Rádio Amizade

Estas não são playlists como antigamente, gravadas em cassetes saudosas, mas vêm com o mesmo amor e devoção dessas playlists de outrora
Estas não são playlists como antigamente, gravadas em cassetes saudosas, mas vêm com o mesmo amor e devoção dessas playlists de outrora
Uma playlist por Rui Gustavo
Uma playlist? Acho que não me enervava tanto desde o dia em que me estreei aos microfones da Radio Amizade, uma rádio pirata do Alto da Brandoa instalada num prédio clandestino de nove andares sem elevador. Na altura não me apercebi da ironia da situação mas pus na mesma a lição dos AC/DC: “It’s a Long Way to the Top If You Want Rock 'n' Roll”.
Apesar do prestígio evidente da rádio nós é que tínhamos de levar os discos - e na altura eu tinha dois: “Thriller”, de Michael Jackson, e “Three Imaginary Boys”, dos Cure.“Wanna Be Starting Something” ensinou-me a única frase que sei dizer em camaronês (mama se mama sa mama coo sa) e não sei porque é que 'Grinding Alt' é das minhas músicas preferidas do Robert Smith. Mas é.

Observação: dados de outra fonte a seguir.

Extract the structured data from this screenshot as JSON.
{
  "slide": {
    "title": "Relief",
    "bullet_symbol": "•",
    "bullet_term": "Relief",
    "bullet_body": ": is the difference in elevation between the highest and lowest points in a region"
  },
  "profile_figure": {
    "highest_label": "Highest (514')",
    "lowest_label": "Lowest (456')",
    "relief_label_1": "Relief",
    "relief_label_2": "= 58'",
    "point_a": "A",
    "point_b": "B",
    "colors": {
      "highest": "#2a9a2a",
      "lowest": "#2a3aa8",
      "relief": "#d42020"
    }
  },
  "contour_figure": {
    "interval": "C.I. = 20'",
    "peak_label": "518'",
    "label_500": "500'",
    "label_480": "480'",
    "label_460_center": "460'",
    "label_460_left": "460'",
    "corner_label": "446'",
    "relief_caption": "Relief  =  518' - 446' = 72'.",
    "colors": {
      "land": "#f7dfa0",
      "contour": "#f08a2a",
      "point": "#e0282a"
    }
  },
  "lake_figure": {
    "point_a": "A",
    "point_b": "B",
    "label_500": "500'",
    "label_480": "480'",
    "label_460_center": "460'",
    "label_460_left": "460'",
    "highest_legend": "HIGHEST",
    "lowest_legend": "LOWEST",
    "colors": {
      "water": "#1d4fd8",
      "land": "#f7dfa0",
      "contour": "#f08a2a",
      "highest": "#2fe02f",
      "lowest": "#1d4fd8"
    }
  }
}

O meu pai emprestava uns discos lá de casa e andava na fase Pink Floyd. O alcance da antena limitava-se ao bairro da Brandoa e zonas limítrofes e não tive a reação que esperava à psicadélica “Astronomy Domine”. O único telefonema que recebi foi do diretor a queixar-se da minha pronúncia. Lá convenci o meu pai a comprar um disco dos Smiths e um dia Morrissey perguntou ao vasto auditório da Brandoa “What Difference Does it Make?”.
O programa chamava-se Musicópolis e eu fazia-o a meias com o meu amigo Nelson. Eu passava música boa e ele outras coisas. Era fanático por New Order e aquela batida inicial do “Blue Monday” nunca mais me saiu da cabeça. Só depois de ouvir “At the Indie Disco”, deixei de a odiar.
O bairro era simpático e um dia disseram-me que uns gajos esquisitos sempre vestidos de preto que andavam por lá eram os Moonspell e que haviam de conquistar o mundo. Não pude evitar um sorriso descrente mas poucos anos depois “Opium” passava em rádios a sério, a Amizade acabou e nunca mais ninguém quis saber do meu requintado gosto musical. Só o meu amor, “Maçã de Junho”. E ninguém deitou uma “Lacrimosa” por isso.